Our simple predictive model would be able to fit nicely in an AWS Lambda function!
This does not mean that this is the only and best solution. If scaling is not a requirement, a simple EC2 might make more sense. If AWS Sagemaker already covers your model out-of-the-box, this might be the more sensible solution. Have a look at my colleague’s blog post regarding Sagemaker.
A heavy, dynamic system is not a good fit
This time, you are building a recommender system for movies. It is an API that takes a user profile as input and gives a list of great movies to watch, specifically for that user.
You felt adventurous and built a system that relies on computing an embedding for each profile and an embedding for each movie.
If you don’t know what an embedding is or why it is useful, have a look at this article.
The API will work as follows: when a user is requesting the best movies to watch, the backend will compute the embedding that represents him based on his latest activity.
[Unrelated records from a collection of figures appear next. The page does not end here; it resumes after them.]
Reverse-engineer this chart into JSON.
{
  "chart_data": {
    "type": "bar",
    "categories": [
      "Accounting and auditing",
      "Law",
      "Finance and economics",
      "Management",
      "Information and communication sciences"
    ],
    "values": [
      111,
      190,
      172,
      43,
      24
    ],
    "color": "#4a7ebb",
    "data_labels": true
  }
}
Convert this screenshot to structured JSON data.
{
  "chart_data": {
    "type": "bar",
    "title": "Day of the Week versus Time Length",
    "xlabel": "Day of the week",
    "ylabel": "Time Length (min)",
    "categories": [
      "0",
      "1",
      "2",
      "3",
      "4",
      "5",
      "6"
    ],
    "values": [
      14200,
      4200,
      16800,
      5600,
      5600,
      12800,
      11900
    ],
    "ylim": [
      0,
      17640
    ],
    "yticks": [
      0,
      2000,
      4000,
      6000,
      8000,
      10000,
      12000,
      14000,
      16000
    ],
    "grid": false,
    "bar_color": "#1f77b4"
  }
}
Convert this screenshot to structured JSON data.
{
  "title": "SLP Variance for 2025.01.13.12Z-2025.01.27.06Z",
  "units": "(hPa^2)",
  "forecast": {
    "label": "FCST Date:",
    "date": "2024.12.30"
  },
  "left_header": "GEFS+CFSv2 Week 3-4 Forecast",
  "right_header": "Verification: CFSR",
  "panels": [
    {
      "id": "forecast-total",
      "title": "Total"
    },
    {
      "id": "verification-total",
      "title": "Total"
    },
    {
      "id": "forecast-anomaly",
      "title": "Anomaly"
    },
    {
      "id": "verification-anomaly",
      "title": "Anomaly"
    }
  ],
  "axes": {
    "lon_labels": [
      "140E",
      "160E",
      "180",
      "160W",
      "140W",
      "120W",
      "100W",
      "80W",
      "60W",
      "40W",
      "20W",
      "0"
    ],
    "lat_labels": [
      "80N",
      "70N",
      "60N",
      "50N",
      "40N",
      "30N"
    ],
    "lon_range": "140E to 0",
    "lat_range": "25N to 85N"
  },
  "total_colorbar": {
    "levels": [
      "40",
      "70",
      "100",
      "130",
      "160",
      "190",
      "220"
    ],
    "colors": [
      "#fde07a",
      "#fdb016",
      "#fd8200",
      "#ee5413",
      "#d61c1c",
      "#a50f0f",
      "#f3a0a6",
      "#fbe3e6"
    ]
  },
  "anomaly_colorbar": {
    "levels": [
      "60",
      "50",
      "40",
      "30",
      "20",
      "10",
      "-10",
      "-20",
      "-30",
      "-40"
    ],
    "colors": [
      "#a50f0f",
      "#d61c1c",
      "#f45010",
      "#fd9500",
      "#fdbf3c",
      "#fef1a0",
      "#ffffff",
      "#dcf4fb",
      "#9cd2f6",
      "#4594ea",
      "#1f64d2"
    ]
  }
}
Then this embedding will be compared to all the movie embeddings in order to find those that best fit his desires.
Are we still good for serverless?
What if your code depends on Tensorflow or any other big Machine Learning library? Zipped, Tensorflow is already almost 50MB, which is the limit for your source code size, compressed. This does not look good.
Additionally, these ML libraries often require to be compiled for certain CPU architecture or to run on a GPU. On AWS Lambda, you don’t have a choice of CPU and you can not access any GPU.
The internal state
When doing the recommendations, you need to have the embeddings for all the movies easily accessible. You could load them in memory when the lambda is starting, but:
- The lambda will be slower to start.
- Is your memory going to be enough if the catalog of movies increases in size? Will you have to add an in-memory data store like Redis on top of your AWS Lambda to have enough memory?
Additionally, how will you update the state when a new movie is added to the catalog? There is no good timing to do that in a serverless function.
If we are loading big amounts of data at startup, we now risk hitting even bigger cold starts. This can be fatal if the application is facing end-users.
The conclusion here is that this use-case is absolutely not fitting the serverless architecture. The source code is hard to fit, the model and the data need to be managed.
Forcing this model into an AWS Lambda would result in a lot of complexity in order to manage model loading and data updates. The user requests might not be satisfied in a short amount of time.
Creating workarounds to make it fit will cost you more time than just accepting it and choosing a more adapted architecture.
Some other places to look for a solution in this case:
- AWS Sagemaker. This can be a good solution if your model is supported, and the pricing is fitting your needs.
- Elasticsearch. It is starting to support search in vector fields. This can be an excellent solution for storing and searching inside an embedding space.
- AWS Fargate. It allows you to simply make a Docker available as a service. This can make state-management easier at the cost of less flexible scaling.
Hopefully, you now have a better overview of what is possible and not possible with the current state of serverless architectures on AWS.
Some models will be able to be served using a Lambda backend API. This can provide big advantages and peace of mind when serving many users.
However, when you can spot that your use case will exceed the limitations of what is possible on Lambdas, you should look for the sane option.